Peki bu kararlar sizi tatmin etti mi? Keşke dediniz mi? Bu zamana dek verdiğimiz kararlar ve ettiğimiz umut sadece başkalarının cebini doldurdu. Hayat çok güzel palavralarıyla kulaklarımızı ağrıtanların cepleri dolu elbette… Şirketler, kiliseler, okullar ve dahası kazandı. Bir çocuğun iyi bir gelecek umutlarıyla özel okullar, özel hocalar ve nicesi çeklerindeki sıfırlari artırdı. O çocuk oldu yirmi beş. Artık iş ilanları okuduğu tek şeydi.

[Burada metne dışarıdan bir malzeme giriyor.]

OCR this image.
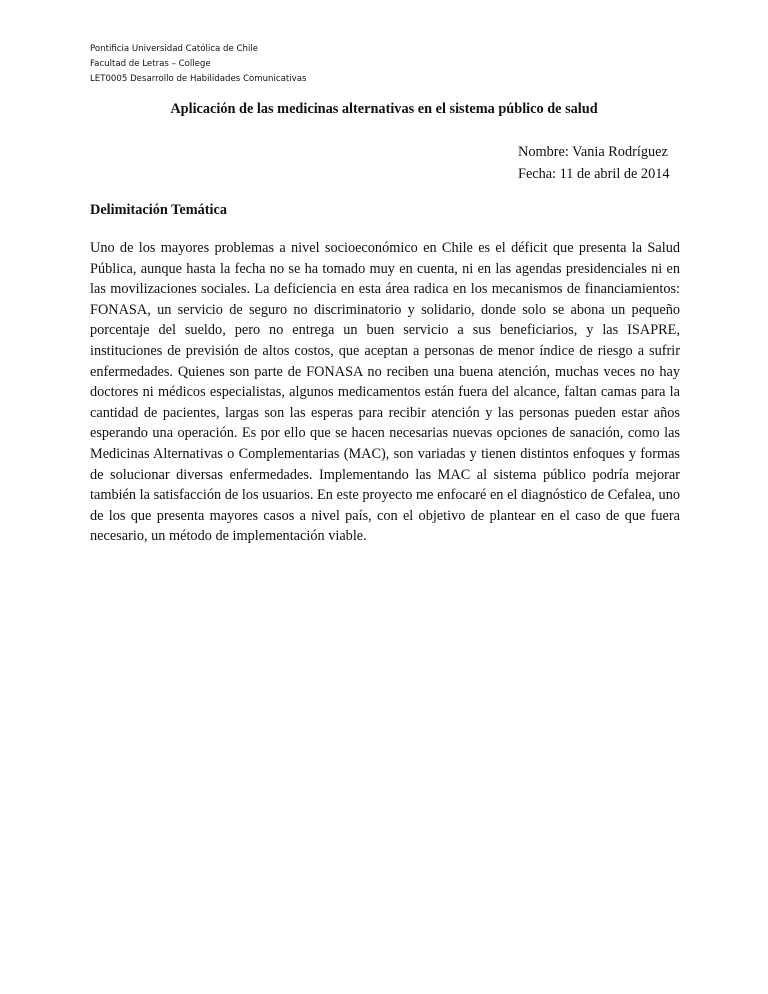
Pontificia Universidad Católica de Chile
Facultad de Letras – College
LET0005 Desarrollo de Habilidades Comunicativas
Aplicación de las medicinas alternativas en el sistema público de salud
Nombre: Vania Rodríguez
Fecha: 11 de abril de 2014
Delimitación Temática

Uno de los mayores problemas a nivel socioeconómico en Chile es el déficit que presenta la Salud Pública, aunque hasta la fecha no se ha tomado muy en cuenta, ni en las agendas presidenciales ni en las movilizaciones sociales. La deficiencia en esta área radica en los mecanismos de financiamientos: FONASA, un servicio de seguro no discriminatorio y solidario, donde solo se abona un pequeño porcentaje del sueldo, pero no entrega un buen servicio a sus beneficiarios, y las ISAPRE, instituciones de previsión de altos costos, que aceptan a personas de menor índice de riesgo a sufrir enfermedades. Quienes son parte de FONASA no reciben una buena atención, muchas veces no hay doctores ni médicos especialistas, algunos medicamentos están fuera del alcance, faltan camas para la cantidad de pacientes, largas son las esperas para recibir atención y las personas pueden estar años esperando una operación. Es por ello que se hacen necesarias nuevas opciones de sanación, como las Medicinas Alternativas o Complementarias (MAC), son variadas y tienen distintos enfoques y formas de solucionar diversas enfermedades. Implementando las MAC al sistema público podría mejorar también la satisfacción de los usuarios. En este proyecto me enfocaré en el diagnóstico de Cefalea, uno de los que presenta mayores casos a nivel país, con el objetivo de plantear en el caso de que fuera necesario, un método de implementación viable.
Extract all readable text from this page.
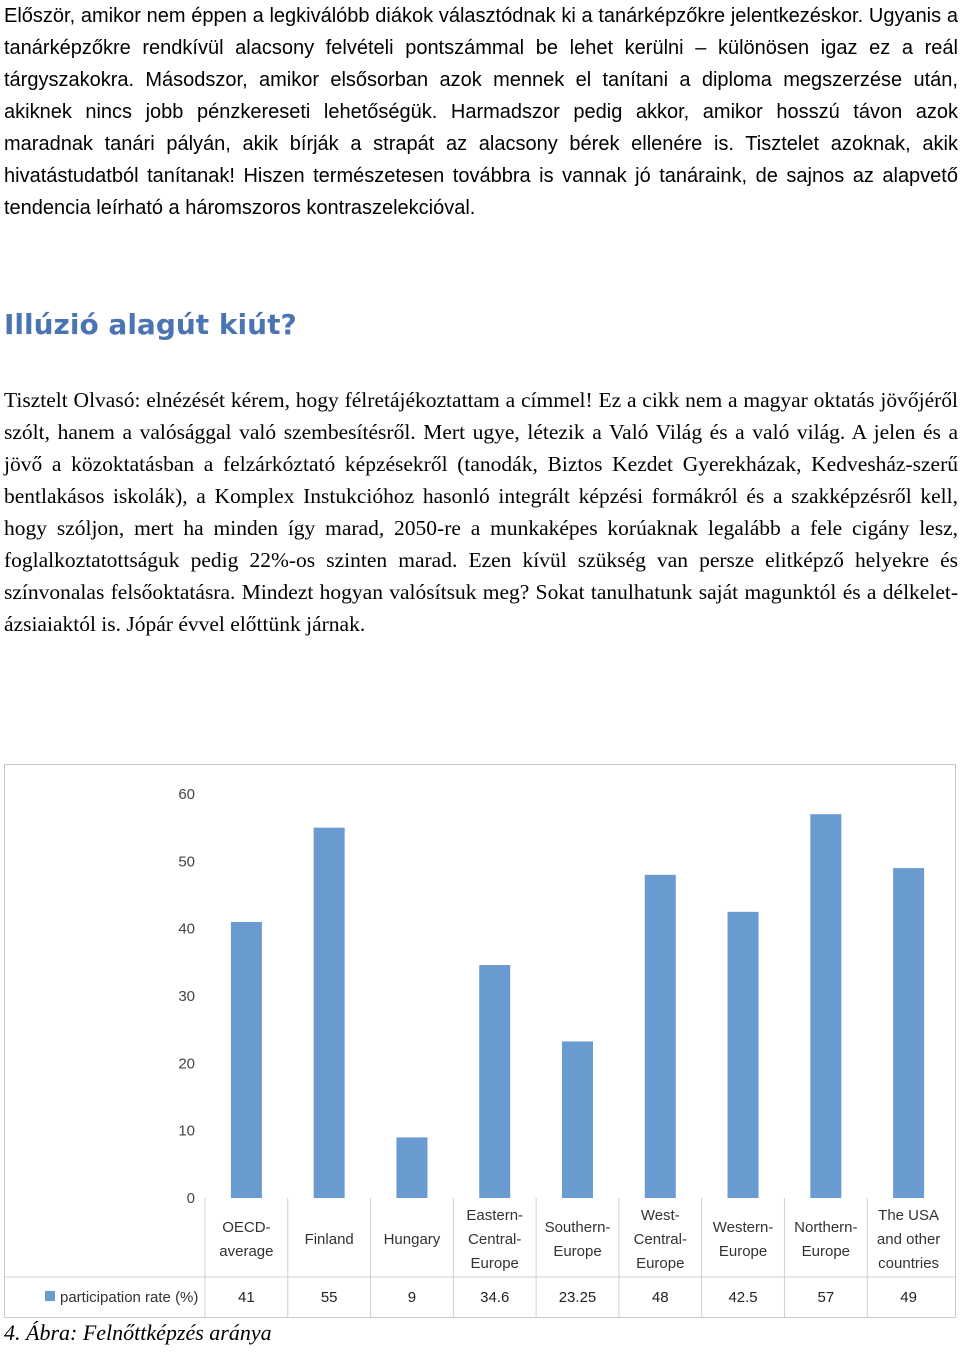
Először, amikor nem éppen a legkiválóbb diákok választódnak ki a tanárképzőkre jelentkezéskor. Ugyanis a tanárképzőkre rendkívül alacsony felvételi pontszámmal be lehet kerülni – különösen igaz ez a reál tárgyszakokra. Másodszor, amikor elsősorban azok mennek el tanítani a diploma megszerzése után, akiknek nincs jobb pénzkereseti lehetőségük. Harmadszor pedig akkor, amikor hosszú távon azok maradnak tanári pályán, akik bírják a strapát az alacsony bérek ellenére is. Tisztelet azoknak, akik hivatástudatból tanítanak! Hiszen természetesen továbbra is vannak jó tanáraink, de sajnos az alapvető tendencia leírható a háromszoros kontraszelekcióval.
Illúzió alagút kiút?
Tisztelt Olvasó: elnézését kérem, hogy félretájékoztattam a címmel! Ez a cikk nem a magyar oktatás jövőjéről szólt, hanem a valósággal való szembesítésről. Mert ugye, létezik a Való Világ és a való világ. A jelen és a jövő a közoktatásban a felzárkóztató képzésekről (tanodák, Biztos Kezdet Gyerekházak, Kedvesház-szerű bentlakásos iskolák), a Komplex Instukcióhoz hasonló integrált képzési formákról és a szakképzésről kell, hogy szóljon, mert ha minden így marad, 2050-re a munkaképes korúaknak legalább a fele cigány lesz, foglalkoztatottságuk pedig 22%-os szinten marad. Ezen kívül szükség van persze elitképző helyekre és színvonalas felsőoktatásra. Mindezt hogyan valósítsuk meg? Sokat tanulhatunk saját magunktól és a délkelet-ázsiaiaktól is. Jópár évvel előttünk járnak.
0
10
20
30
40
50
60
OECD-average
41
Finland
55
Hungary
9
Eastern-Central-Europe
34.6
Southern-Europe
23.25
West-Central-Europe
48
Western-Europe
42.5
Northern-Europe
57
The USA and other countries
49
participation rate (%)
4. Ábra: Felnőttképzés aránya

En sonunda belki bir kaç akraba sayesinde bir işe kapağı attı. Istediği gibi olmasa da yükselirim dedi. O sözleşmeyi imzaladı ve ruhunu beyaz yakalı köle olarak sattı. Kapitalizmin pastasından bir dilim almak için kredi kartı sahibi oldu. Toplantılardan iş yemeklerine koşturdu. Onun emeği ve enerjisi patronlarını zengin etti. Derken yaş otuz beş yolun yarısı eder mi etmez mi bilmiyorum… Eli yüzü düzgün bir kızla şatafatlı bir düğünün ardından elli bin liralık borca girdi. Yeterince çıkmaza giren hayatını düzeltmesi umuduyla yaptığı çocuk, onun hayatının yeni sahibiydi. Artık sadece çocuğun hayatı söz konusuydu. Çocuğu da aynı evrelerden geçerken ” Hayat böyle” dedi ve köşesine çekildi. Bir ruh daha kansız bir şekilde ölmüş ve kapitalizmin elleri kirlenmemişti.